Protests over prophet cartoons continue to grow

Jeffrey Stinson

LONDON — A major clash between European press freedom and Islamic religious sensibility escalated Thursday. More European newspapers published cartoons depicting the prophet Mohammed, and gunmen surrounded the European Union offices in Gaza demanding apologies.

The dispute began Sept. 30, 2005, when the Danish newspaper Jyllands-Posten ran a dozen cartoons to criticize what it saw as self-censorship by artists in response to Islamic pressure. Demonstrations and boycotts against Denmark erupted across the Muslim world after a Norwegian magazine reprinted the cartoons last month.

One cartoon depicts Mohammed with two women in burqas. Another shows him in a turban shaped like a bomb. Islamic law forbids depictions of the prophet.

Thursday, more European newspapers, including Switzerland's Le Temps and Tribune de Genève, published some of the cartoons. French and German newspapers ran some on Wednesday. In editorials, the newspapers defended their fundamental right to publish the cartoons as a matter of free expression in a democracy.

Demonstrations spread across the Muslim world on Thursday:

• Foreign journalists, diplomats and aid workers began leaving Gaza after about a dozen armed Palestinians surrounded the EU offices there and threatened to kidnap citizens of France, Norway, Denmark and Germany unless those governments apologize for publishing the cartoons.

• More than 300 demonstrators in Multan, Pakistan, chanted "Death to Denmark!" and "Death to France!" and burned Danish and French flags.

• The Afghan government condemned the cartoons — the latest official protest by a Muslim nation.

Libya, Saudi Arabia and Syria have recalled their ambassadors to Denmark. Saudi Arabia is Mohammed's birthplace.

The Danish government said it was meeting envoys from Muslim states today to explain that newspapers are free to publish as they see fit.

Raymond Lakah, an Egyptian magnate and owner of the Paris daily France Soir, fired managing editor Jacques Lefranc after the newspaper printed the caricatures on Wednesday. The newspaper said in a statement that the firing was to show "a strong sign of respect for the beliefs and intimate convictions of every individual."

However, in an editorial Thursday, France Soir defended its decision to print the cartoons. "The best way to fight censorship is not to let it happen," it said.

The clash of cultures comes as Europe is dealing with new tensions with its growing Muslim population. In France, where there are more than 5 million Muslims, relations have been strained since Muslim youths rioted in Paris' suburbs in November.

Also at issue: How far the press and artists in the West should go in honoring religious taboos, and how governments should balance the need to uphold laws that protect free speech and at the same time promote religious tolerance.

"It's an extremely difficult situation," said David Dadge of the International Press Institute in Vienna. "Newspapers have a right to express opinions. People also have a right to be offended."

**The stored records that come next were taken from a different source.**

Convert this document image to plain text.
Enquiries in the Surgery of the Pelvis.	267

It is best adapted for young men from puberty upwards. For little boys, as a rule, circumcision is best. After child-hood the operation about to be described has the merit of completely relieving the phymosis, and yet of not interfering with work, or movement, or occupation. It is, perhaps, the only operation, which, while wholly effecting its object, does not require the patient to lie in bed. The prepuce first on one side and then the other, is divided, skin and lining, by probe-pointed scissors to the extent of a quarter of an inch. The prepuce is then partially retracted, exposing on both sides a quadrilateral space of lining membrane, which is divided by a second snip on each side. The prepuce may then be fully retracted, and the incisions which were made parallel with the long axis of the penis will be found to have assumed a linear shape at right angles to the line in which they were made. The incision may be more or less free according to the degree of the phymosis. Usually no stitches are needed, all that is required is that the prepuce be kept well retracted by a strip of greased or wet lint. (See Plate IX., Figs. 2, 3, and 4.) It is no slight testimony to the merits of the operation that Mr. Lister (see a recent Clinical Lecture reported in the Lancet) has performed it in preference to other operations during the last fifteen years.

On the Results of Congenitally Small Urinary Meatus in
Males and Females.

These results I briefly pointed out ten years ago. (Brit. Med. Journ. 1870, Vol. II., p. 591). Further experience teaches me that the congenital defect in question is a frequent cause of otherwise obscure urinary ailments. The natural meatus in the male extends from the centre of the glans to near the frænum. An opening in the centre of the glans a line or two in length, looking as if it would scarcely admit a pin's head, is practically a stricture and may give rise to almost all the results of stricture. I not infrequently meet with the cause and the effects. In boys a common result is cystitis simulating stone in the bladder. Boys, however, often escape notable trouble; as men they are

In its editorial, France Soir said it would not let religious taboos dictate what it publishes: "Imagine a society that added up all of the prohibitions of different religions. What would remain of the freedom to think, to speak and even to come and go?"

Dadge, whose institute seeks to protect press freedom around the globe, noted that many newspapers in Europe wrote about the growing controversy without showing all of the images. Dadge also said he doesn't think governments should tell the press what it can and can't publish.

Danish Prime Minister Anders Fogh Rasmussen said in a statement that he respected Islamic religious views and never would have published the cartoons.

However, he added, "In Denmark we attach fundamental importance to the freedom of expression, which is a vital and indispensable part of a democratic society."